The heart model follows Pennati et al. and generates a pressure waveform in the ventricles and atria based on a time dependent activation function, assumed ‘elastances’ and time dependent changes in chamber volume driven by the pressure differentials that are established through the system. In the ventricles:

\(p_V(t) = U_0 A_V(t)+(E_{V,dia} + E_{V,sys} A_V(t)) V_V(t) + R_V \frac{dV_v(t)}{dt},\)

where \(U_0\) (pressure units) is the isovolumic pressure generator constant, \(A_V(t)\) is a defined activation function with values between 0 and 1 (reflecting contraction of the heart), \(E_{V,dia}\) is the diastolic elastance, \(E_{V,sys}\) is the systolic elastance, \(V_V\) is ventricular volume, and \(R_V\) is resistance of the ventricle. The activation function is defined as

\(A(t) = \sin \left( \frac{\pi}{T_{V,S}} (t-T_{V,delay}) \right),\) when \(T_{V,delay} \le t \le T_{V,delay}+T_{V,S},\)

and \(A(t)=0\) outside of this time period.

In the atria

\(p_A(t) = U_0 A_A(t)+ \frac{V_A(t)}{C_A},\)

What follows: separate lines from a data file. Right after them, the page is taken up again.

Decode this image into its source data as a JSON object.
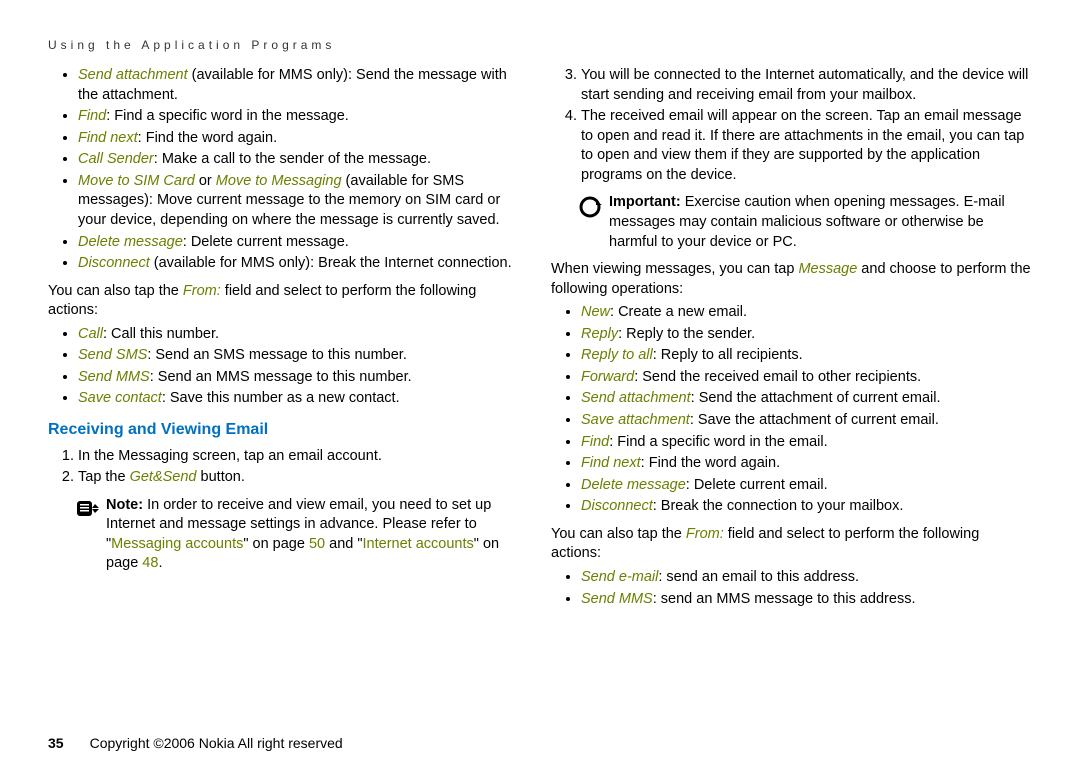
{
  "header": "Using the Application Programs",
  "left": {
    "bl1": [
      {
        "term": "Send attachment",
        "text": " (available for MMS only): Send the message with the attachment."
      },
      {
        "term": "Find",
        "text": ": Find a specific word in the message."
      },
      {
        "term": "Find next",
        "text": ": Find the word again."
      },
      {
        "term": "Call Sender",
        "text": ": Make a call to the sender of the message."
      },
      {
        "term": "Move to SIM Card",
        "mid": " or ",
        "term2": "Move to Messaging",
        "text": " (available for SMS messages): Move current message to the memory on SIM card or your device, depending on where the message is currently saved."
      },
      {
        "term": "Delete message",
        "text": ": Delete current message."
      },
      {
        "term": "Disconnect",
        "text": " (available for MMS only): Break the Internet connection."
      }
    ],
    "p1a": "You can also tap the ",
    "p1term": "From:",
    "p1b": " field and select to perform the following actions:",
    "bl2": [
      {
        "term": "Call",
        "text": ": Call this number."
      },
      {
        "term": "Send SMS",
        "text": ": Send an SMS message to this number."
      },
      {
        "term": "Send MMS",
        "text": ": Send an MMS message to this number."
      },
      {
        "term": "Save contact",
        "text": ": Save this number as a new contact."
      }
    ],
    "subhead": "Receiving and Viewing Email",
    "ol": [
      "In the Messaging screen, tap an email account.",
      "Tap the "
    ],
    "ol2term": "Get&Send",
    "ol2tail": " button.",
    "note_label": "Note:",
    "note_body_a": " In order to receive and view email, you need to set up Internet and message settings in advance. Please refer to \"",
    "note_link1": "Messaging accounts",
    "note_mid1": "\" on page ",
    "note_pg1": "50",
    "note_mid2": " and \"",
    "note_link2": "Internet accounts",
    "note_mid3": "\" on page ",
    "note_pg2": "48",
    "note_tail": "."
  },
  "right": {
    "ol": [
      "You will be connected to the Internet automatically, and the device will start sending and receiving email from your mailbox.",
      "The received email will appear on the screen. Tap an email message to open and read it. If there are attachments in the email, you can tap to open and view them if they are supported by the application programs on the device."
    ],
    "imp_label": "Important:",
    "imp_body": " Exercise caution when opening messages. E-mail messages may contain malicious software or otherwise be harmful to your device or PC.",
    "p2a": "When viewing messages, you can tap ",
    "p2term": "Message",
    "p2b": " and choose to perform the following operations:",
    "bl": [
      {
        "term": "New",
        "text": ": Create a new email."
      },
      {
        "term": "Reply",
        "text": ": Reply to the sender."
      },
      {
        "term": "Reply to all",
        "text": ": Reply to all recipients."
      },
      {
        "term": "Forward",
        "text": ": Send the received email to other recipients."
      },
      {
        "term": "Send attachment",
        "text": ": Send the attachment of current email."
      },
      {
        "term": "Save attachment",
        "text": ": Save the attachment of current email."
      },
      {
        "term": "Find",
        "text": ": Find a specific word in the email."
      },
      {
        "term": "Find next",
        "text": ": Find the word again."
      },
      {
        "term": "Delete message",
        "text": ": Delete current email."
      },
      {
        "term": "Disconnect",
        "text": ": Break the connection to your mailbox."
      }
    ],
    "p3a": "You can also tap the ",
    "p3term": "From:",
    "p3b": " field and select to perform the following actions:",
    "bl2": [
      {
        "term": "Send e-mail",
        "text": ": send an email to this address."
      },
      {
        "term": "Send MMS",
        "text": ": send an MMS message to this address."
      }
    ]
  },
  "footer_pg": "35",
  "footer_text": "Copyright ©2006 Nokia All right reserved"
}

where \(p,U,A,V\) have the same definition as in the ventricles, and \(C_A\) is atrial compliance. Atrial activation is offset from ventricular activation, as there is no delay term (\(T_{V,delay}\)) to atrial activation.

Laws for each compartment

Each compartment can be thought of as an energy transfer process. Nodes are an energy storage unit – pressure/compliance interactions. The elements are dissipative (flow across a resistor given a driving pressure.

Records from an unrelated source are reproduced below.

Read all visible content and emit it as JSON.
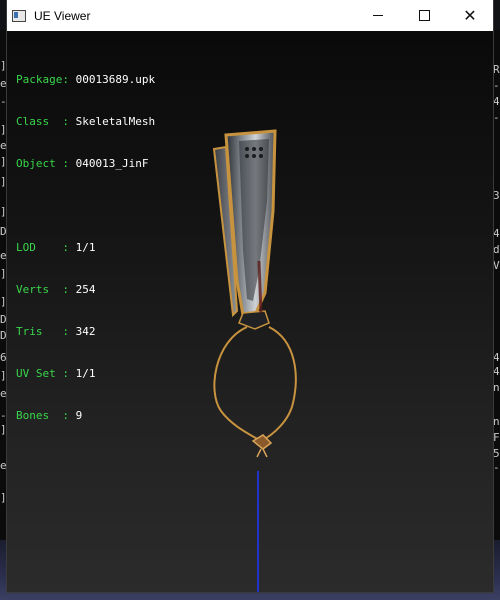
{
  "window": {
    "title": "UE Viewer"
  },
  "titlebar_buttons": {
    "minimize": "minimize",
    "maximize": "maximize",
    "close": "✕"
  },
  "info": {
    "package": {
      "label": "Package: ",
      "value": "00013689.upk"
    },
    "class": {
      "label": "Class  : ",
      "value": "SkeletalMesh"
    },
    "object": {
      "label": "Object : ",
      "value": "040013_JinF"
    },
    "lod": {
      "label": "LOD    : ",
      "value": "1/1"
    },
    "verts": {
      "label": "Verts  : ",
      "value": "254"
    },
    "tris": {
      "label": "Tris   : ",
      "value": "342"
    },
    "uvset": {
      "label": "UV Set : ",
      "value": "1/1"
    },
    "bones": {
      "label": "Bones  : ",
      "value": "9"
    }
  },
  "background_left_glyphs": [
    "]",
    "e",
    "-",
    "]",
    "e",
    "]",
    "]",
    "]",
    "D",
    "e",
    "]",
    "]",
    "D",
    "D",
    "6",
    "]",
    "e",
    "-",
    "]",
    "e",
    "]"
  ],
  "background_right_glyphs": [
    "R",
    "-",
    "4",
    "-",
    "3",
    "4",
    "d",
    "V",
    "4",
    "4",
    "n",
    "n",
    "F",
    "5",
    "-"
  ],
  "colors": {
    "label_green": "#39d64b",
    "value_white": "#ffffff",
    "gold_trim": "#c8933f",
    "blue_axis": "#2233cc"
  }
}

Each compartment in the model is defined by a flow in (\(Q_{in}\)), flow out (\(Q_{out}\)), and a pressure in (\(p_{in}\)).and pressure out (\(p_{out}\)).

For node compartments \(p_{in}=p_{out}=p\) and the following relationship holds

\(Q_{in} -Q_{out} = C \frac{dp}{dt},\)

For elements \(Q_{in}=Q_{out}=Q\), and a pressure drop is defined by summing effects due to vessel resistance R, inertia, L and other dissipative effects (note that not all terms appear in all vessels, simple resistance vessels just have the RQ term)

\(p_{in}-p_{out} = RQ + L\frac{dQ}{dt} + k Q^{\beta},\)

where R is vessel resistance, L is inertance, and \(k\) and \(\beta\) are constants. Note that flow is restricted to be one way in the FO into the LA.

In vessel sections, R, L and C can be derived from vessel radius and length (i.e. Poiseulle resistance defines R).

\(R = \frac{8\mu L}{\pi r^4},\) where \(\mu\) is viscosity of blood, L is the length of the blood vessel and r is the radius of the blood vessel.

\(L = \frac{\rho L}{\pi r^2},\) where \(\rho\) is density.

\(C = \frac{3 \pi r^3 L}{2 E h},\) where \(E\) is the Young’s modulus for the vessel wall, and \(h\) is the thickness of the vessel wall.

In this compartmentalised model only the largest vessels are defined explicitly, and there are a number of vascular bed compartments. These compartments cannot be defined by a radius and length, as above, and so their resistance, compliance and inertance values are defined based on literature and/or fit to Doppler data.

The placenta is represented by a network of vessels (see examples showing feto-placental model development) and within this model the placental resistance is calculated by serial and parallel addition of vessels within the network explicitly.